Dear Marc (and Craig),
In “America’s biggest charity is built on a lie,” you end by commenting that “Inexplicably, there’s scant desire among the major players in the nonprofit sector to ask Congress to take a look at DAFs. Why that’s the case is a story for another day.”
It appears that Greater Washington Community Foundation is part of a partnership that has recently issued a statement *against* Congressional reform of donor-advised funds — declaring, in part, “we worry it could negatively impact our valuable partnerships with local charities and other philanthropies.”
Since it’s hard to imagine how local charities would object to a requirement to disburse a larger percentage of DAF monies each year, it seems that the community foundation partnership is more concerned about its alliances with the same wealthier foundations that you criticize in “America’s biggest charity is built on a lie.”
I’m also wondering why there was no disclosure of your own DAF investments in your concurrent critique of Fidelity. Instead, you conclude “Do we need DAFS? I’m not sure we do.”
Unfortunately, broad critiques like yours also erase the experiences of lower-income DAF holders like me. In the 15 years that I’ve maintained a DAF balance of $5-$12K, I’ve consistently disbursed an average of 70%-90% annually.
Looking forward to more nuanced coverage of these issues as we continue to face this “opportunity to rethink the charitable deduction from the bottom up.”
Yours for just-giving (just give, AND give justly),
Great transparency. I’m wondering, however, why you use a commercial donor advised fund and not your local Community Foundation (Greater Washington Community Foundation) to house your DAF?
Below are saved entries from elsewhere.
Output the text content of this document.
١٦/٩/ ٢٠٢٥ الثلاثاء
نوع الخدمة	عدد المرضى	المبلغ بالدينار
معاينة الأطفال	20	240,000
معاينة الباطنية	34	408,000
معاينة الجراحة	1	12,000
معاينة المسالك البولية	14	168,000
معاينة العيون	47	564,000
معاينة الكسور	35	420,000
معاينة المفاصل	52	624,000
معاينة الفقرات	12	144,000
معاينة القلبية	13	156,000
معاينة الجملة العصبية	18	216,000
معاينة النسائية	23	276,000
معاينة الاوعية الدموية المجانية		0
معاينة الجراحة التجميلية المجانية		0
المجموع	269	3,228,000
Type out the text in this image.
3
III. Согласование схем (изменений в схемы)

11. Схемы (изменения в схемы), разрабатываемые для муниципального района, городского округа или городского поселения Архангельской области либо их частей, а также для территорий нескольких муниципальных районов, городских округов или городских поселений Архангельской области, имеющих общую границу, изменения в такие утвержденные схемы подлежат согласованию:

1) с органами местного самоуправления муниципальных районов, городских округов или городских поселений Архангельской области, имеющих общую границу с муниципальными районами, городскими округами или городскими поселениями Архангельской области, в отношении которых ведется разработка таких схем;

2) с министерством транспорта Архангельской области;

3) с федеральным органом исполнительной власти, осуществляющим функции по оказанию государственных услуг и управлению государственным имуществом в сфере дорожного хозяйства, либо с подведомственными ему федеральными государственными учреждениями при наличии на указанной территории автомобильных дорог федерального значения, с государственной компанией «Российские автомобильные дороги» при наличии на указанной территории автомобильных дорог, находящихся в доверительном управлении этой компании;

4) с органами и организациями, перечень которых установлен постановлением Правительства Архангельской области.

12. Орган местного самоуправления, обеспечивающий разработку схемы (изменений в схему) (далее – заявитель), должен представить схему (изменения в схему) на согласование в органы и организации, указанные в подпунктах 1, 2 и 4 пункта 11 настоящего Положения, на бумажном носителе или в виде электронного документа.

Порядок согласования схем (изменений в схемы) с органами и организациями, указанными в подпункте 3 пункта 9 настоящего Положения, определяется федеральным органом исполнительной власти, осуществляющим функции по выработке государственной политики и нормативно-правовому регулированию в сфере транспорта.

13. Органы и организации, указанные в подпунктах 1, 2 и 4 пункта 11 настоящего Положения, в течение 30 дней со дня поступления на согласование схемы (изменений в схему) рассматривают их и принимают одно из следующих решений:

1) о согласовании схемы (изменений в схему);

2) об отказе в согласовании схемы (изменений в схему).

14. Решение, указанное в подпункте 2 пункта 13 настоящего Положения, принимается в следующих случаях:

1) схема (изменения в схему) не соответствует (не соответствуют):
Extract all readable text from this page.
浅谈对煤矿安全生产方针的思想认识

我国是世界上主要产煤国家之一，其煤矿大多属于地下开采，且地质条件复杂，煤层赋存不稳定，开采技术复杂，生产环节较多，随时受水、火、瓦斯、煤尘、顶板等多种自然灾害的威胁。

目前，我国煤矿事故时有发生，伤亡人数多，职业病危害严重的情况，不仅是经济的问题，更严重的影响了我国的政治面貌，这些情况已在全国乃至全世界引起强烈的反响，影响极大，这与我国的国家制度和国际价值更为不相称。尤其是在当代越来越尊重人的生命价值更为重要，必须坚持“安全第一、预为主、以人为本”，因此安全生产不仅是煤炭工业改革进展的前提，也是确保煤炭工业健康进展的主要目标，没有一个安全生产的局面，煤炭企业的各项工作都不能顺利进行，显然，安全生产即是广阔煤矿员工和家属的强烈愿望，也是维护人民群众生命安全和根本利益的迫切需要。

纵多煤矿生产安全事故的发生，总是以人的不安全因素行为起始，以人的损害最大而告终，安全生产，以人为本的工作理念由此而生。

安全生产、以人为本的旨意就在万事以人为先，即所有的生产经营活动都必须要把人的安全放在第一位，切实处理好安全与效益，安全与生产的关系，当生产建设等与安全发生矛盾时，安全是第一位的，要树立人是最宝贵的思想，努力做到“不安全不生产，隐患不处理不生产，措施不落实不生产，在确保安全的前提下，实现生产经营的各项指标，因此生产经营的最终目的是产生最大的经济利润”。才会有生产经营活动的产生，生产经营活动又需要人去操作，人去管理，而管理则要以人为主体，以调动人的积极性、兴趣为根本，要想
I myself donated to (among others) the National Council of Nonprofits (https://www.councilofnonprofits.org/) and the United Philanthropy Forum (https://www.unitedphilforum.org/) both of which I have worked for a couple of their members. These “infrastructure” groups and their members are a critical resource for nonprofits and foundations to help with compliance, policy, and management resources.
Thanks for the comment and question. We opened our DAF at Vanguard because it was convenient, and I had not thought much about DAFs at that time. When we make a new deposit in 2020 or 2021, we’ll take a close look at the Greater Washington Community Foundation.